Diversamente dalla gran parte delle opere sulla globalizzazione, in genere scritte in Europa o nel Nord America, la voce di Prem Shankar Jha ci arriva dall´India, la regione che probabilmente sarà il fulcro del mondo del XXI secolo, ma il cui spettacolare sviluppo coincide con il «caos sistemico» in cui l´economia globale si trova immersa sin dall´avvio dell´attuale epoca di crisi negli anni Settanta. (...)
Gli effetti negativi della globalizzazione sui paesi sviluppati, come anche le conseguenze della loro deindustrializzazione e l´erosione dei loro sistemi di welfare, sono concreti ma lenti, e mitigati dalla ricchezza accumulata in quelle società. I terremoti generati in quei paesi sono piccole scosse al fondo della scala Richter economica, ma nel mondo «in via di sviluppo» sono cataclismi. Quando politici e giornalisti dell´Unione Europea parlano di crisi economica, non si riferiscono a quello che Jha giustamente definisce il «tracollo» del 1997-98, delle cui manifestazioni nel sud-est asiatico fornisce un´acuta analisi; non si riferiscono alle esplosioni sismiche che hanno scosso Brasile, Messico e Argentina a partire dagli anni Ottanta, e che i commentatori occidentali in massima parte giudicarono come la riprova dell´immaturità degli imprenditori e dei governanti del Terzo mondo rispetto a quelli dei paesi Ocse.

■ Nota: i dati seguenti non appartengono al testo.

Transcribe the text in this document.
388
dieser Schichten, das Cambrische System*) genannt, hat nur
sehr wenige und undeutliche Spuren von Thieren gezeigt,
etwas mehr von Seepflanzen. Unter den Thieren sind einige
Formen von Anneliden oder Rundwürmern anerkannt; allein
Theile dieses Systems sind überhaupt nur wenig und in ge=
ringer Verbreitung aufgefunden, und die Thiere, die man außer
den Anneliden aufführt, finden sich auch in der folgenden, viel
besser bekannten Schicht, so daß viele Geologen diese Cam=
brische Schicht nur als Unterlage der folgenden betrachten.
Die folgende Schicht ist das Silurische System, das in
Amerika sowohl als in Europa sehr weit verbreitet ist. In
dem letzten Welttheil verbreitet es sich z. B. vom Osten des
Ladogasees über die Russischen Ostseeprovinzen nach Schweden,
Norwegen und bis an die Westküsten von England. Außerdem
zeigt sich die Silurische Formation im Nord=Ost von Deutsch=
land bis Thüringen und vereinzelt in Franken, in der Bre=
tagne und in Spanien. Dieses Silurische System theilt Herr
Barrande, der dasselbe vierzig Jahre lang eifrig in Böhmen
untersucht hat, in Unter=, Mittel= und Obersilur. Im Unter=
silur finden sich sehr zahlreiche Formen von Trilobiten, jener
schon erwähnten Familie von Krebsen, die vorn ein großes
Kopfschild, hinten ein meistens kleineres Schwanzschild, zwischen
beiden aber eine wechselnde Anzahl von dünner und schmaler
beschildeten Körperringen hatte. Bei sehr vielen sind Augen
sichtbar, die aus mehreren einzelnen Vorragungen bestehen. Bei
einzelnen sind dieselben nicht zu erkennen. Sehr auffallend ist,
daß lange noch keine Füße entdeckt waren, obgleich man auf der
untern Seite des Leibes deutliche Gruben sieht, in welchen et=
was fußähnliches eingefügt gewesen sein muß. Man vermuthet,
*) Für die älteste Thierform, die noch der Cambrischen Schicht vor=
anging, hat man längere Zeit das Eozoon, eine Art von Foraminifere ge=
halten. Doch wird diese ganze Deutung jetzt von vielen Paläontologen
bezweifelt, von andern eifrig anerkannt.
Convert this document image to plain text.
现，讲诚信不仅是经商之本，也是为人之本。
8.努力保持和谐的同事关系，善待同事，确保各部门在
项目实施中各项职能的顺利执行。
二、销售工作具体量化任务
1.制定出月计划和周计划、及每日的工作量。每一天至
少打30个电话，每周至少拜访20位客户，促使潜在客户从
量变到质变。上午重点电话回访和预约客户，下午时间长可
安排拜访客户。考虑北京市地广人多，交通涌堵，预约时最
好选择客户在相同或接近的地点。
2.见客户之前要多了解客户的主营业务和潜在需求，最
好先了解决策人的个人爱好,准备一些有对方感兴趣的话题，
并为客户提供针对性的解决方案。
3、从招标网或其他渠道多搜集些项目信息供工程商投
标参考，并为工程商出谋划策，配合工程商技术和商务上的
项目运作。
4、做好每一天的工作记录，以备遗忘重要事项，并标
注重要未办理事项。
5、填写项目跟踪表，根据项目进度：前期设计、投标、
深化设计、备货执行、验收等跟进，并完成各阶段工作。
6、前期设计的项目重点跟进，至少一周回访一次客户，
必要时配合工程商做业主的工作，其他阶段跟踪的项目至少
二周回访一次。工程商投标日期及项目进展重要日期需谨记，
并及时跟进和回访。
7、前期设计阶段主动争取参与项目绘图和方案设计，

Un osservatore appartenente a un paese come l´India, rispetto a quelli dei paesi ricchi, corre meno rischi di confondere gli effetti generalmente benefici dell´industrializzazione e del progresso tecnico-scientifico con le conseguenze assai più problematiche della globalizzazione capitalistica incontrollata, vale a dire il drammatico allargamento della forbice tra i redditi pro-capite dei paesi sviluppati e quelli della maggior parte degli altri paesi – e, all´interno di quasi tutti i paesi, il divario tra ricchi e poveri. Soprattutto, è difficile che non tenga costantemente presente che frasi come «ho fame» o «non ho lavoro» hanno un significato profondamente diverso in paesi con un Pil medio pro capite di 25.000 dollari rispetto a paesi in cui è di soli 500 dollari.